There is a line in a 2019 keynote speech by Mikko Hypponen, the CRO of F-Secure that goes something like this: “If we do our job in cybersecurity, then nothing happens.”
It’s so true and made me think of the times when various corporate executives challenge their investments in cybersecurity, wanting to see something tangible. Hypponen made this point by asking the audience to look around at the conference room where these conversations are taking place, asking them if it’s cleaned to their satisfaction. If so, perhaps they should fire their cleaning staff, because they’re no longer needed.
Cleaning up the virtual dirt
Now, the difference between your security engineering staff and your cleaners is obvious. You can’t see all the virtual dirt and digital clutter that’s building up across your network, the cruft of old software that needs updating and polishing, and the garbage that your users download onto their PCs that will leave them susceptible to attack. And that’s part of the problem with cybersecurity: most things are invisible to mere mortals, and even specialists can’t always agree on the best cyber-hygiene techniques.

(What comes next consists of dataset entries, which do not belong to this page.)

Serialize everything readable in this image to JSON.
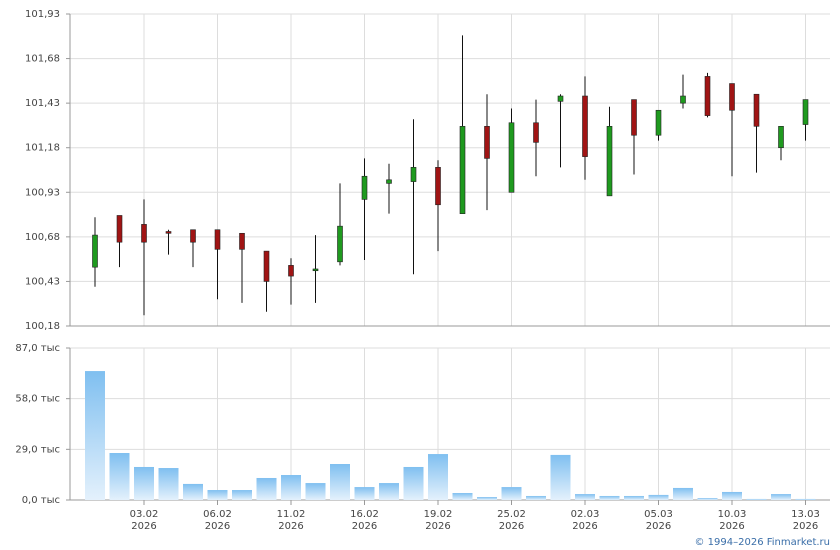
{
  "chart_data": [
    {
      "type": "candlestick",
      "categories": [
        null,
        null,
        "03.02 2026",
        null,
        null,
        "06.02 2026",
        null,
        null,
        "11.02 2026",
        null,
        null,
        "16.02 2026",
        null,
        null,
        "19.02 2026",
        null,
        null,
        "25.02 2026",
        null,
        null,
        "02.03 2026",
        null,
        null,
        "05.03 2026",
        null,
        null,
        "10.03 2026",
        null,
        null,
        "13.03 2026"
      ],
      "open": [
        100.51,
        100.8,
        100.75,
        100.71,
        100.72,
        100.72,
        100.7,
        100.6,
        100.52,
        100.49,
        100.54,
        100.89,
        100.98,
        100.99,
        101.07,
        100.81,
        101.3,
        100.93,
        101.32,
        101.44,
        101.47,
        100.91,
        101.45,
        101.25,
        101.43,
        101.58,
        101.54,
        101.48,
        101.18,
        101.31
      ],
      "high": [
        100.79,
        100.8,
        100.89,
        100.72,
        100.72,
        100.72,
        100.7,
        100.6,
        100.56,
        100.69,
        100.98,
        101.12,
        101.09,
        101.34,
        101.11,
        101.81,
        101.48,
        101.4,
        101.45,
        101.48,
        101.58,
        101.41,
        101.45,
        101.39,
        101.59,
        101.6,
        101.54,
        101.48,
        101.3,
        101.45
      ],
      "low": [
        100.4,
        100.51,
        100.24,
        100.58,
        100.51,
        100.33,
        100.31,
        100.26,
        100.3,
        100.31,
        100.52,
        100.55,
        100.81,
        100.47,
        100.6,
        100.81,
        100.83,
        100.93,
        101.02,
        101.07,
        101.0,
        100.91,
        101.03,
        101.22,
        101.4,
        101.35,
        101.02,
        101.04,
        101.11,
        101.22
      ],
      "close": [
        100.69,
        100.65,
        100.65,
        100.7,
        100.65,
        100.61,
        100.61,
        100.43,
        100.46,
        100.5,
        100.74,
        101.02,
        101.0,
        101.07,
        100.86,
        101.3,
        101.12,
        101.32,
        101.21,
        101.47,
        101.13,
        101.3,
        101.25,
        101.39,
        101.47,
        101.36,
        101.39,
        101.3,
        101.3,
        101.45
      ],
      "up_color": "#1f9a1f",
      "down_color": "#a01414",
      "flat_color": "#222222",
      "ylim": [
        100.18,
        101.93
      ],
      "yticks": [
        {
          "value": 100.18,
          "label": "100,18"
        },
        {
          "value": 100.43,
          "label": "100,43"
        },
        {
          "value": 100.68,
          "label": "100,68"
        },
        {
          "value": 100.93,
          "label": "100,93"
        },
        {
          "value": 101.18,
          "label": "101,18"
        },
        {
          "value": 101.43,
          "label": "101,43"
        },
        {
          "value": 101.68,
          "label": "101,68"
        },
        {
          "value": 101.93,
          "label": "101,93"
        }
      ],
      "grid": true
    },
    {
      "type": "bar",
      "values": [
        73.8,
        26.9,
        18.9,
        18.3,
        9.2,
        5.7,
        5.7,
        12.6,
        14.3,
        9.7,
        20.6,
        7.4,
        9.7,
        18.9,
        26.3,
        4.0,
        1.7,
        7.4,
        2.3,
        25.8,
        3.4,
        2.3,
        2.3,
        2.9,
        6.9,
        1.1,
        4.6,
        0.6,
        3.4,
        0.6
      ],
      "color": "#7fbff0",
      "ylim": [
        0,
        87
      ],
      "yticks": [
        {
          "value": 0,
          "label": "0,0 тыс"
        },
        {
          "value": 29,
          "label": "29,0 тыс"
        },
        {
          "value": 58,
          "label": "58,0 тыс"
        },
        {
          "value": 87,
          "label": "87,0 тыс"
        }
      ],
      "grid": true,
      "watermark": "© 1994–2026 Finmarket.ru"
    }
  ]
}
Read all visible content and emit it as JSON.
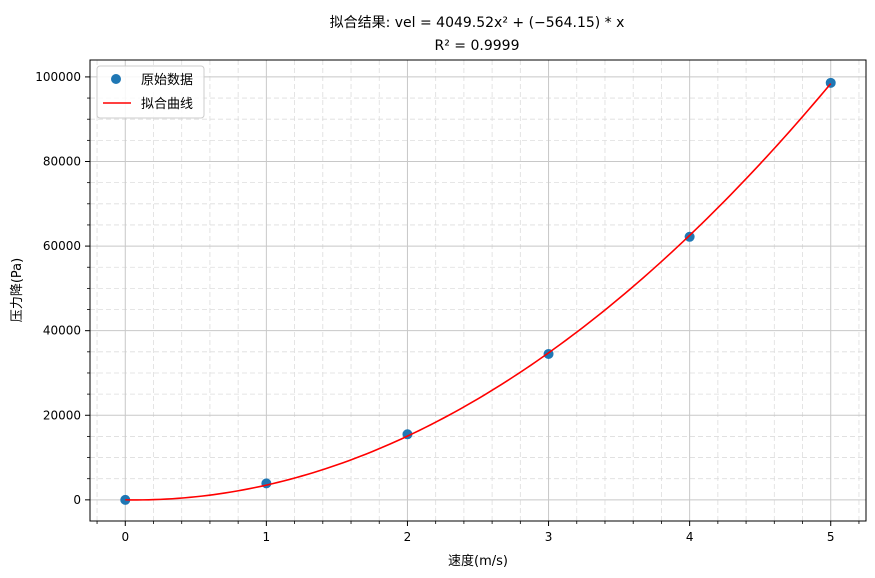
{
  "chart_data": {
    "type": "scatter",
    "title": "拟合结果: vel = 4049.52x² + (−564.15) * x",
    "subtitle": "R² = 0.9999",
    "xlabel": "速度(m/s)",
    "ylabel": "压力降(Pa)",
    "xlim": [
      -0.25,
      5.25
    ],
    "ylim": [
      -5000,
      104000
    ],
    "x_ticks": [
      0,
      1,
      2,
      3,
      4,
      5
    ],
    "y_ticks": [
      0,
      20000,
      40000,
      60000,
      80000,
      100000
    ],
    "grid": true,
    "minor_grid": true,
    "legend_position": "upper-left",
    "series": [
      {
        "name": "原始数据",
        "kind": "scatter",
        "color": "#1f77b4",
        "x": [
          0,
          1,
          2,
          3,
          4,
          5
        ],
        "y": [
          0,
          3900,
          15500,
          34500,
          62200,
          98600
        ]
      },
      {
        "name": "拟合曲线",
        "kind": "line",
        "color": "#ff0000",
        "equation": {
          "a": 4049.52,
          "b": -564.15,
          "c": 0
        },
        "x_range": [
          0,
          5
        ]
      }
    ]
  }
}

Most of us have an innate sense that mopping the floor before dusting the shelves above is the wrong way to go about cleaning the room. That’s because we all understand (at least on a basic level) how gravity operates. But when it comes to cybersecurity, should we be changing our password regularly (some say yes, some say nay)? Or using complex strings of a certain length (some say 10 digits is fine, others say longer ones are needed)?
Be prepared for a breach
Hypponen ends his talk by saying that we must assume that we’re all targets for someone, whether they’re a hacker who’s still in high school, or an international spy that’s eager to get inside our company’s network. He says:
The times of building walls are over, because eventually someone will get inside our enterprise. Breach detection is key, and we all have to get better at it.
I agree completely. We must get better at seeing the virtual dirt on our networks. Building a better or bigger wall won’t stop everyone and will just foster a false sense of cyber-immunity. And just because nothing happens, this doesn’t mean that cybersecurity folks aren’t hard at work. They’re the cleaners we don’t ever see, unless one day they fail to clean up.
This article represents the personal opinion of the author.